Esta iniciativa mundial orientada a proteger y apoyar el amamantamiento nace como una respuesta a la expansión de la industria de fórmulas lácteas que instaló la falsa creencia de que estos productos superan a la leche materna, lo que derivó en la pérdida de la cultura de lactancia.
Sin embargo, esto se logró revertir. Valeria Ahumada, enfermera especialista en lactancia materna del Hospital de Ovalle, enfatizó en la importancia de este alimento, destacando que “la leche materna es considerada la primera vacuna del recién nacido. Su altísimo contenido de anticuerpos, células madre y probióticos fortalece el sistema inmunológico desde el primer día. Esto protege al bebé contra infecciones agudas y reduce sustancialmente el riesgo de desarrollar alergias, asma, obesidad y diabetes tipo 2 en el futuro”.
Más allá de la nutrición, el impacto físico y emocional también juegan un rol importante. El contacto piel a piel estabiliza parámetros vitales como la temperatura y frecuencia cardíaca, especialmente en prematuros. Además, los ácidos grasos esenciales de la leche potencian el desarrollo cognitivo del lactante.

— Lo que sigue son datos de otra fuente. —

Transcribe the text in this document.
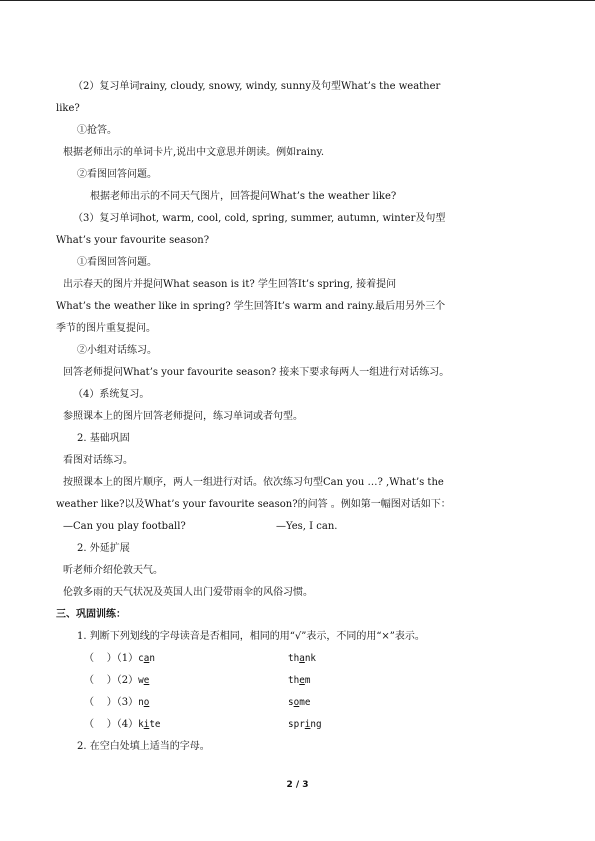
（2）复习单词rainy, cloudy, snowy, windy, sunny及句型What’s the weather
like?
①抢答。
根据老师出示的单词卡片,说出中文意思并朗读。例如rainy.
②看图回答问题。
根据老师出示的不同天气图片，回答提问What’s the weather like?
（3）复习单词hot, warm, cool, cold, spring, summer, autumn, winter及句型
What’s your favourite season?
①看图回答问题。
出示春天的图片并提问What season is it? 学生回答It’s spring, 接着提问
What’s the weather like in spring? 学生回答It’s warm and rainy.最后用另外三个
季节的图片重复提问。
②小组对话练习。
回答老师提问What’s your favourite season? 接来下要求每两人一组进行对话练习。
（4）系统复习。
参照课本上的图片回答老师提问，练习单词或者句型。
2. 基础巩固
看图对话练习。
按照课本上的图片顺序，两人一组进行对话。依次练习句型Can you …? ,What’s the
weather like?以及What’s your favourite season?的问答 。例如第一幅图对话如下：
—Can you play football?	—Yes, I can.
2. 外延扩展
听老师介绍伦敦天气。
伦敦多雨的天气状况及英国人出门爱带雨伞的风俗习惯。
三、巩固训练：
1. 判断下列划线的字母读音是否相同，相同的用“√”表示，不同的用“×”表示。
（    ）（1）can	thank
（    ）（2）we	them
（    ）（3）no	some
（    ）（4）kite	spring
2. 在空白处填上适当的字母。
2 / 3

Por otro lado, la madre también recibe beneficios significativos. En el puerperio, la succión libera oxitocina, reduciendo el riesgo de hemorragias. A largo plazo, disminuyen las probabilidades de padecer cáncer de mama y ovario, osteoporosis y síndrome metabólico. A nivel de salud mental, la respuesta hormonal mitiga el estrés y el riesgo de depresión posparto.
En la misma línea, Ivonne Cortés, enfermera de neonatología del hospital provincial, comentó que la lactancia materna exclusiva debe ser los primeros seis meses y complementada con otros alimentos hasta los dos años o más, según la decisión informada de cada familia. Además, aclaró que “existe el mito recurrente de que la leche puede agotarse o perder calidad con el tiempo, pero la fisiología nos demuestra que este es un proceso dinámico. Mientras exista demanda y estímulo directo por la succión del niño o niña, habrá producción. La leche no pierde sus propiedades, sino que adapta continuamente su composición a las necesidades biológicas de cada etapa de crecimiento del bebé”.
Por su parte, el Comité de Lactancia Materna del centro de salud público desplegó una serie de actividades durante todo el mes de agosto. Estas incluyen jornadas de capacitación para los funcionarios de salud, talleres prácticos y una exposición fotográfica que visibiliza esta acción.